Robson James M, Green Alexander A
Department of Biomedical Engineering, Boston University, Boston, MA 02215, USA.
Biological Design Center, Boston University, Boston, MA 02215, USA.
bioRxiv. 2025 Aug 13:2025.08.12.669990. doi: 10.1101/2025.08.12.669990.
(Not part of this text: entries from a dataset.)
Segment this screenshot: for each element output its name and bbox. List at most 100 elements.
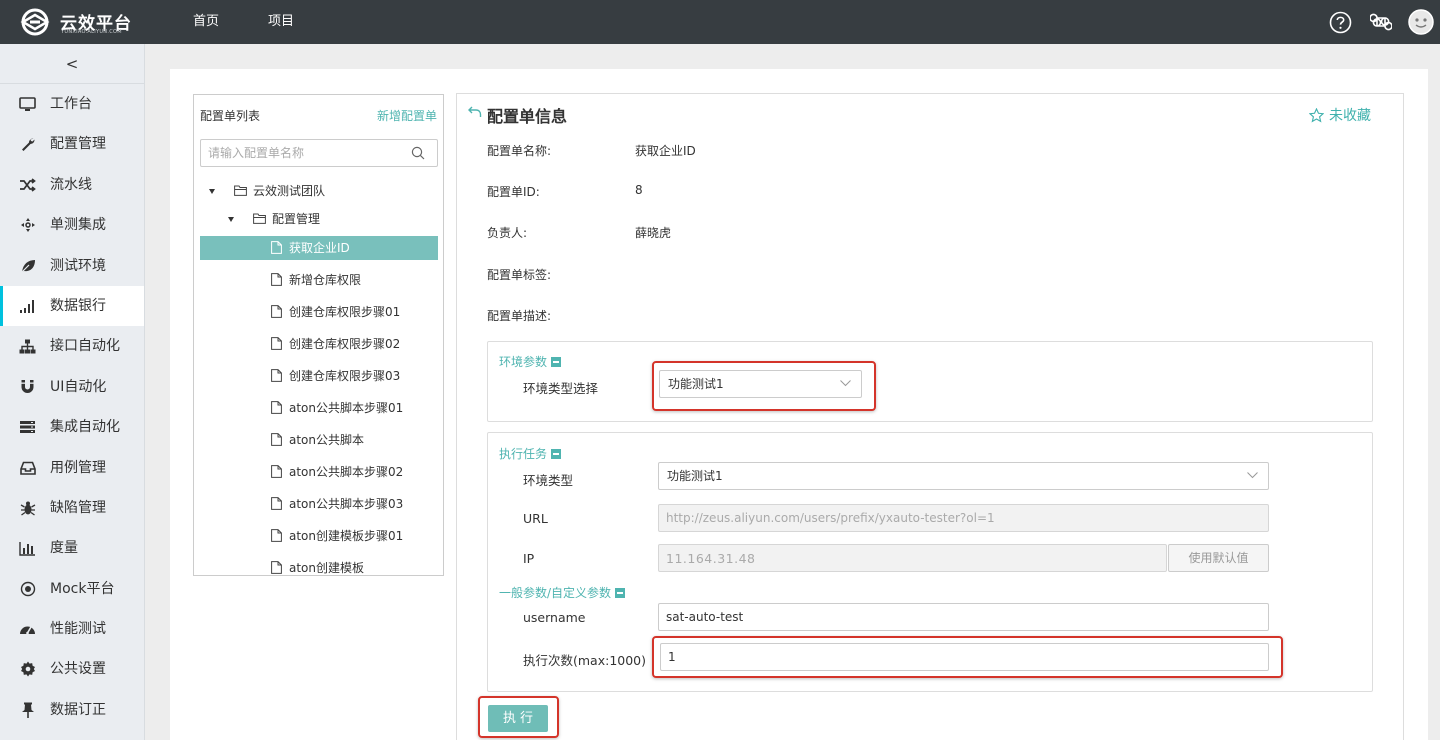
target-icon xyxy=(19,581,36,597)
env-type-select-value: 功能测试1 xyxy=(668,377,724,391)
sidebar-item[interactable]: 数据订正 xyxy=(0,690,144,730)
tree-item-label: aton创建模板 xyxy=(289,561,365,575)
tree-item[interactable]: aton创建模板步骤01 xyxy=(200,524,438,548)
tree-item[interactable]: 创建仓库权限步骤01 xyxy=(200,300,438,324)
logo[interactable]: 云效平台 YUNXIAO.ALIYUN.COM xyxy=(18,7,148,37)
sidebar-item-label: 测试环境 xyxy=(50,257,106,274)
exec-count-input[interactable] xyxy=(660,643,1269,671)
tree-item-label: 新增仓库权限 xyxy=(289,273,362,287)
tree-item-label: aton公共脚本步骤02 xyxy=(289,465,404,479)
owner-value: 薛晓虎 xyxy=(635,226,672,240)
sidebar-item-label: 集成自动化 xyxy=(50,419,120,436)
file-icon xyxy=(271,401,282,414)
collapse-minus-icon[interactable] xyxy=(551,448,562,459)
task-env-type-select[interactable]: 功能测试1 xyxy=(658,462,1269,490)
favorite-toggle[interactable]: 未收藏 xyxy=(1309,105,1371,125)
sidebar-item-label: 度量 xyxy=(50,540,78,557)
config-list-title: 配置单列表 xyxy=(200,109,261,123)
inbox-icon xyxy=(19,460,36,476)
use-default-button[interactable]: 使用默认值 xyxy=(1168,544,1269,572)
tree-item-label: aton公共脚本步骤03 xyxy=(289,497,404,511)
folder-open-icon xyxy=(234,185,247,196)
env-params-section xyxy=(487,341,1373,422)
config-desc-label: 配置单描述: xyxy=(487,309,552,323)
tree-root-row[interactable]: 云效测试团队 xyxy=(194,179,443,203)
sidebar-item[interactable]: UI自动化 xyxy=(0,367,144,407)
custom-params-title[interactable]: 一般参数/自定义参数 xyxy=(499,584,626,601)
tree-item[interactable]: aton创建模板 xyxy=(200,556,438,575)
env-params-title[interactable]: 环境参数 xyxy=(499,353,562,370)
signal-bars-icon xyxy=(19,298,36,314)
sidebar-item[interactable]: 测试环境 xyxy=(0,246,144,286)
file-icon xyxy=(271,561,282,574)
file-icon xyxy=(271,497,282,510)
tree-item[interactable]: aton公共脚本步骤02 xyxy=(200,460,438,484)
env-type-select-label: 环境类型选择 xyxy=(523,381,599,396)
sidebar-item[interactable]: 性能测试 xyxy=(0,609,144,649)
tree-item[interactable]: 创建仓库权限步骤02 xyxy=(200,332,438,356)
config-id-label: 配置单ID: xyxy=(487,185,540,199)
nav-home[interactable]: 首页 xyxy=(193,0,219,44)
ip-input[interactable] xyxy=(658,544,1167,572)
tree-item[interactable]: aton公共脚本步骤03 xyxy=(200,492,438,516)
config-name-value: 获取企业ID xyxy=(635,144,696,158)
add-config-link[interactable]: 新增配置单 xyxy=(377,107,437,124)
tree-folder-row[interactable]: 配置管理 xyxy=(194,207,443,231)
tree-item[interactable]: 获取企业ID xyxy=(200,236,438,260)
config-id-value: 8 xyxy=(635,183,643,197)
username-input[interactable] xyxy=(658,603,1269,631)
shuffle-icon xyxy=(19,177,36,193)
task-env-type-value: 功能测试1 xyxy=(667,469,723,483)
nav-projects[interactable]: 项目 xyxy=(268,0,294,44)
collapse-minus-icon[interactable] xyxy=(615,587,626,598)
sidebar-item-label: 缺陷管理 xyxy=(50,499,106,516)
sidebar-item[interactable]: 单测集成 xyxy=(0,205,144,245)
sidebar-item[interactable]: 公共设置 xyxy=(0,649,144,689)
leaf-icon xyxy=(19,258,36,274)
logo-subtitle: YUNXIAO.ALIYUN.COM xyxy=(61,29,122,35)
exec-task-title[interactable]: 执行任务 xyxy=(499,445,562,462)
tree-item[interactable]: aton公共脚本 xyxy=(200,428,438,452)
crosshair-icon xyxy=(19,217,36,233)
bar-chart-icon xyxy=(19,540,36,556)
caret-down-icon xyxy=(209,189,215,194)
config-list-panel: 配置单列表 新增配置单 云效测试团队 配置管理 获取企业ID 新增仓库权限创建仓库… xyxy=(193,94,444,576)
file-icon xyxy=(271,241,282,254)
back-arrow-icon[interactable] xyxy=(468,105,482,119)
run-button[interactable]: 执行 xyxy=(488,705,548,732)
sidebar-item[interactable]: 工作台 xyxy=(0,84,144,124)
help-icon[interactable] xyxy=(1329,11,1352,34)
collapse-minus-icon[interactable] xyxy=(551,356,562,367)
sidebar-item[interactable]: 流水线 xyxy=(0,165,144,205)
file-icon xyxy=(271,337,282,350)
sidebar-item[interactable]: 集成自动化 xyxy=(0,407,144,447)
sidebar-item[interactable]: 用例管理 xyxy=(0,448,144,488)
sidebar-item[interactable]: 数据银行 xyxy=(0,285,144,327)
url-input[interactable] xyxy=(658,504,1269,532)
sidebar-item[interactable]: 度量 xyxy=(0,528,144,568)
chevron-down-icon xyxy=(840,380,851,387)
favorite-label: 未收藏 xyxy=(1329,108,1371,124)
custom-params-title-text: 一般参数/自定义参数 xyxy=(499,586,612,600)
sidebar-item-label: 性能测试 xyxy=(50,621,106,638)
avatar[interactable] xyxy=(1408,9,1434,35)
sidebar-item-label: 接口自动化 xyxy=(50,338,120,355)
sitemap-icon xyxy=(19,338,36,354)
sidebar-item[interactable]: 缺陷管理 xyxy=(0,488,144,528)
tree-item[interactable]: 新增仓库权限 xyxy=(200,268,438,292)
config-search-input[interactable] xyxy=(200,139,438,167)
tree-item[interactable]: aton公共脚本步骤01 xyxy=(200,396,438,420)
search-icon[interactable] xyxy=(411,146,425,160)
env-params-title-text: 环境参数 xyxy=(499,355,548,369)
sidebar-item-label: Mock平台 xyxy=(50,580,115,597)
tree-item-label: aton创建模板步骤01 xyxy=(289,529,404,543)
sidebar-item[interactable]: 配置管理 xyxy=(0,124,144,164)
apps-icon[interactable] xyxy=(1370,11,1392,33)
env-type-select[interactable]: 功能测试1 xyxy=(659,370,862,398)
file-icon xyxy=(271,305,282,318)
tree-item[interactable]: 创建仓库权限步骤03 xyxy=(200,364,438,388)
sidebar-item[interactable]: Mock平台 xyxy=(0,569,144,609)
sidebar-item[interactable]: 接口自动化 xyxy=(0,326,144,366)
magnet-icon xyxy=(19,379,36,395)
sidebar-collapse-button[interactable]: < xyxy=(0,44,144,84)
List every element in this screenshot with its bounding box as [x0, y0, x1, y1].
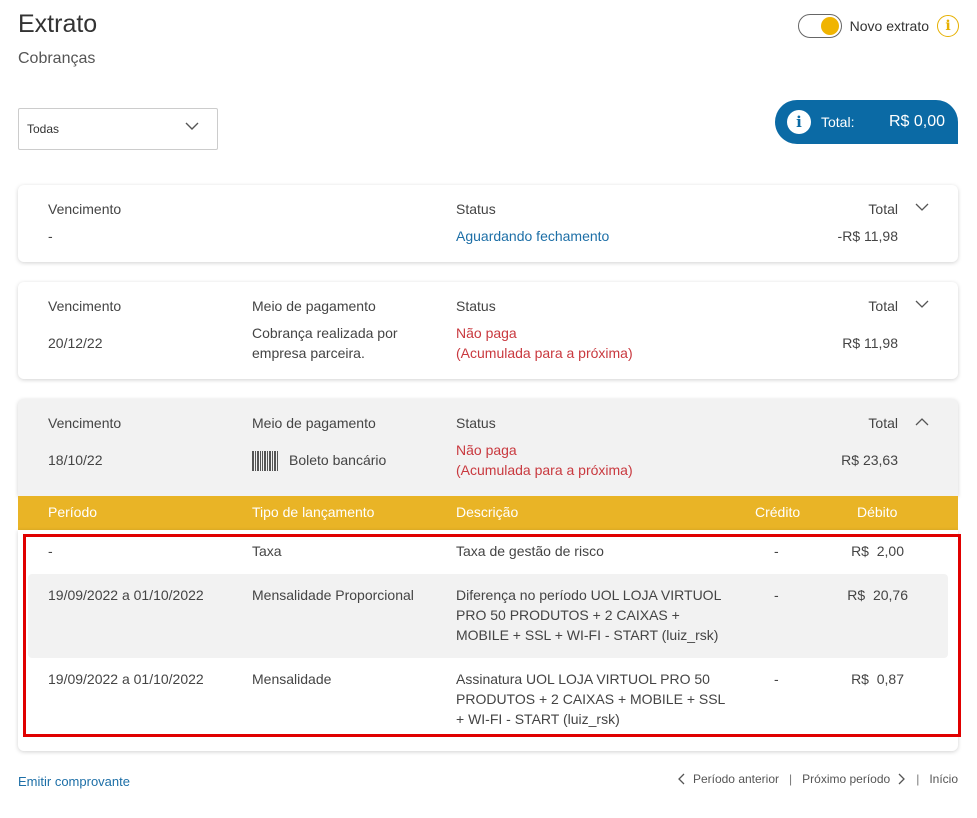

RNA-based biosensors have emerged as essential tools in synthetic biology and diagnostics, enabling precise and programmable responses to diverse RNA inputs. However, the time to design, produce, and screen high-performance RNA sensors remains a critical challenge. The fundamental rules governing RNA-RNA interactions-specifically the structure-function relationships that determine sensor performance-remain poorly understood. Here, we present a method enabling versatile in-silico RNA-targeting analysis (VISTA), a machine learning-guided framework for the rapid design of RNA sensors. VISTA integrates biophysical modeling of both sensor and target RNAs with a partial least squares discriminant analysis (PLS-DA) machine learning framework. Using high-throughput experimental measurements with sequence-structure feature extraction to train predictive models, we capture the key determinants of RNA sensor performance. We find that by using toehold switches as a model RNA sensor, Toehold-VISTA successfully designs RNA sensors with improved function against SARS-CoV-2 RNA. These findings establish a broadly applicable, target-aware design strategy for accelerating RNA sensor engineering across biotechnology and diagnostic applications.
基于RNA的生物传感器已成为合成生物学和诊断学中的重要工具,能够对多种RNA输入产生精确且可编程的响应。然而,设计、生产和筛选高性能RNA传感器所需的时间仍然是一项关键挑战。目前,对于RNA-RNA相互作用的基本规则,尤其是决定传感器性能的结构-功能关系,我们仍知之甚少。在此,我们提出了一种通用的计算机辅助RNA靶向分析方法(VISTA),这是一种机器学习引导的框架,用于快速设计RNA传感器。VISTA将传感器RNA和靶标RNA的生物物理建模与偏最小二乘判别分析(PLS-DA)机器学习框架相结合。通过使用高通量实验测量结合序列-结构特征提取来训练预测模型,我们捕捉到了RNA传感器性能的关键决定因素。我们发现,以toehold开关作为模型RNA传感器,Toehold-VISTA成功设计出了对SARS-CoV-2 RNA具有更好功能的RNA传感器。这些发现为加速跨生物技术和诊断应用的RNA传感器工程建立了一种广泛适用的、目标感知的设计策略。